SCHERZINGER: They’re like, “Yes, on me.” They’re never washing it off; you’re like a real-life rock star up there.
GROFF: You have a real relationship to Andrew Lloyd Webber and his music. What’s it been like to know the composer?
SCHERZINGER: I feel like he wrote the music to my soul. When I think of Andrew, my heart just warms. He’s trusted me with his music from day one. When someone has that belief in you, you’ll go to the ends of the earth for them.
Do you have a favorite lyric that resonates with you?
GROFF: You were talking about singing from the vagina earlier, and when it hits you in your taint. You know, “I have to do this, I have to sing this, I have to go after this …” Eight years ago, I was introduced to Bobby Darin’s music, and after I was like, “I am like a drug addict right now.”
SCHERZINGER: Your brain was probably firing, firing, firing, firing ideas.

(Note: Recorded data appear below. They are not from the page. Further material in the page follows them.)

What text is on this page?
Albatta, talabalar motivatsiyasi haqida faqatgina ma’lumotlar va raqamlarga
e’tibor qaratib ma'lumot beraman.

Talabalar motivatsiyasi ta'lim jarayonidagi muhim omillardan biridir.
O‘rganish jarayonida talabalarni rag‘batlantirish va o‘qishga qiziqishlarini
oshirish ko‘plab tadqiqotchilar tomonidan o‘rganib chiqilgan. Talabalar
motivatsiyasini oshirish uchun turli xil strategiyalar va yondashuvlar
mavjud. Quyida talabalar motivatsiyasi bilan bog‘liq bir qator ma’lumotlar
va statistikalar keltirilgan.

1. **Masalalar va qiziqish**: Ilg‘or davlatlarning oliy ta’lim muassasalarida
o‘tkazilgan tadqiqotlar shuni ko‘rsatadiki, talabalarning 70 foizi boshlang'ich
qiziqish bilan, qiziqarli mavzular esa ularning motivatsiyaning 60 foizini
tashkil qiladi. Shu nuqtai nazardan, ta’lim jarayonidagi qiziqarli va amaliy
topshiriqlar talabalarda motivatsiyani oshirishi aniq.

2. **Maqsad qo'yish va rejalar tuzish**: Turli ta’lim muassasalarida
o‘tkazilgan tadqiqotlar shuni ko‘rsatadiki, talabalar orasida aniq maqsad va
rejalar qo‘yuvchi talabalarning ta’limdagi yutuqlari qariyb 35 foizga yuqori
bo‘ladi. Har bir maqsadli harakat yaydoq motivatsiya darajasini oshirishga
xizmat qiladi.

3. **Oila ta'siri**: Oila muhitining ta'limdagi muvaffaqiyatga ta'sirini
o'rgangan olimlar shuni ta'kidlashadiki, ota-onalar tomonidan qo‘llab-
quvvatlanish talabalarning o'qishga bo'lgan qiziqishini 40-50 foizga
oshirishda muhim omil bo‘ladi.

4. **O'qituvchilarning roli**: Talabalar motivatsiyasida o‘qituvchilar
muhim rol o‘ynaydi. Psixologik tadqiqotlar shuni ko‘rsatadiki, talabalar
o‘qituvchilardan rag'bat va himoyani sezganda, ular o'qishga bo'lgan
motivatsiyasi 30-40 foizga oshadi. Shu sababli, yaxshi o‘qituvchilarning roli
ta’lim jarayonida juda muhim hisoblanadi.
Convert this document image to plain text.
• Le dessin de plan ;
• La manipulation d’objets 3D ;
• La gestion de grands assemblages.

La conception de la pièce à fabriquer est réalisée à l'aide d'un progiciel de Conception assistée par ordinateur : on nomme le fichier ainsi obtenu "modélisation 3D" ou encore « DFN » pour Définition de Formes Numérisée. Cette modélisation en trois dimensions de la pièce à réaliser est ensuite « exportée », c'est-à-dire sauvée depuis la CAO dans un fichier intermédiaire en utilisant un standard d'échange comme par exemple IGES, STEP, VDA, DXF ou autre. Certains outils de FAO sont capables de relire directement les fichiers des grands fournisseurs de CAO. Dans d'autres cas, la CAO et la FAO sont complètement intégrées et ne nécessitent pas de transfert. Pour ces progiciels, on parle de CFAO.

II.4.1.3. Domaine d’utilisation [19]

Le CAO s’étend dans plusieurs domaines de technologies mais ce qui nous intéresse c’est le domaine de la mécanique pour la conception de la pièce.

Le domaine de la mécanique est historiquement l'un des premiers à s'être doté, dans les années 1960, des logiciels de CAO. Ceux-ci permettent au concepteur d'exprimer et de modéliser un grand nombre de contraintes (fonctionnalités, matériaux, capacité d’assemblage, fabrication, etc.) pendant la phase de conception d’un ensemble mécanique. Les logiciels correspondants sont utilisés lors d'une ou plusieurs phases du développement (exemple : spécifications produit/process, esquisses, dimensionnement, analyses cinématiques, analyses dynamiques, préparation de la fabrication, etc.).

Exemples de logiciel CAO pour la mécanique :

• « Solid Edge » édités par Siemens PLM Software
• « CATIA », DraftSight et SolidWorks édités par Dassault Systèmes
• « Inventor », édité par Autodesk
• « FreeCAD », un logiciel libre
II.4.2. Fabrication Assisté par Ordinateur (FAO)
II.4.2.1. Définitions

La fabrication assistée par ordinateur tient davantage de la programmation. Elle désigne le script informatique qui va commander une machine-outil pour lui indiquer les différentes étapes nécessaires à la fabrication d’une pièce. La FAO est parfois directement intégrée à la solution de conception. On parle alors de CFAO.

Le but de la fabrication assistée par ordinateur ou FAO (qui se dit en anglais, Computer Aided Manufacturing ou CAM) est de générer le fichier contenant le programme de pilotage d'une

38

GROFF: I sat for four hours at dinner with Dodd, Bobby’s son, and I was like, “I’m feeling this thing.” You can’t manufacture the feeling when you know in your gut there’s something you’re called to do. After the first preview, I burst into tears. Bobby loved the audience. This is a gift for them. We’re doing right by him. OK, this next question for you is balls deep.
SCHERZINGER: Bring it on, because I’ve got bowling balls for balls. That’s what my papa says. He’s like, “You got bowling balls for balls.”
GROFF: How long does it take to get Norma’s blood off after the show ends?
SCHERZINGER: It actually doesn’t take that long. I’m usually in the blood for an hour to do meet-and-greets. It takes too long to go shower and then come back down. Samuel L. Jackson was with us the other day, and I think he found it quite natural. He didn’t even flinch. He’s like, “Let’s take a selfie.”
GROFF: I love it. It also doesn’t feel like shtick. It feels so attached to your personality. OK, Patti LuPone —
SCHERZINGER: Patti LuPone.
GROFF: Patti fucking LuPone.
SCHERZINGER: PFL. The big motherfucking dog.
GROFF: Patti LuPone has an intense history with not only Andrew Lloyd Webber but this show. When Patti LuPone came to see you in “Sunset Blvd.,” did you know she was there?
SCHERZINGER: Thank God I didn’t know she was there. The next day, I heard her interview on Frank DiLella’s podcast, and I was like, “Patti saw the show? What show?” I couldn’t believe we had her seal of approval. She was so kind and generous. She said I broke her heart.
GROFF: Patti LuPone is not mincing words. She’s generous. She is theater. She is old school. She’s the definition of giving it. We could only hope to aspire to that level of what she has fucking brought her entire career, but she does not blow smoke. She doesn’t say things to be kind.
SCHERZINGER: No. So you know that shit is real. And that meant everything. I have a picture of her and Glenn Close, obviously, in my dressing room to inspire me. I’m not trying to recreate what someone else has done. All I could do is tell my own story, and I think that Patti appreciated that. I sent her flowers and wrote a card, and then she sent me a handwritten note and invited me to her house for New Year’s Eve. Babe, I was there with bells on. She was the first person I saw when I walked off her elevator, and she was like [whispering], “The queen has arrived.”
GROFF: I love that you’re whispering, but what did she say?
SCHERZINGER: She was like, “The queen has arrived!” I was like, “Bitch, the queen has been here all along. It’s your home.”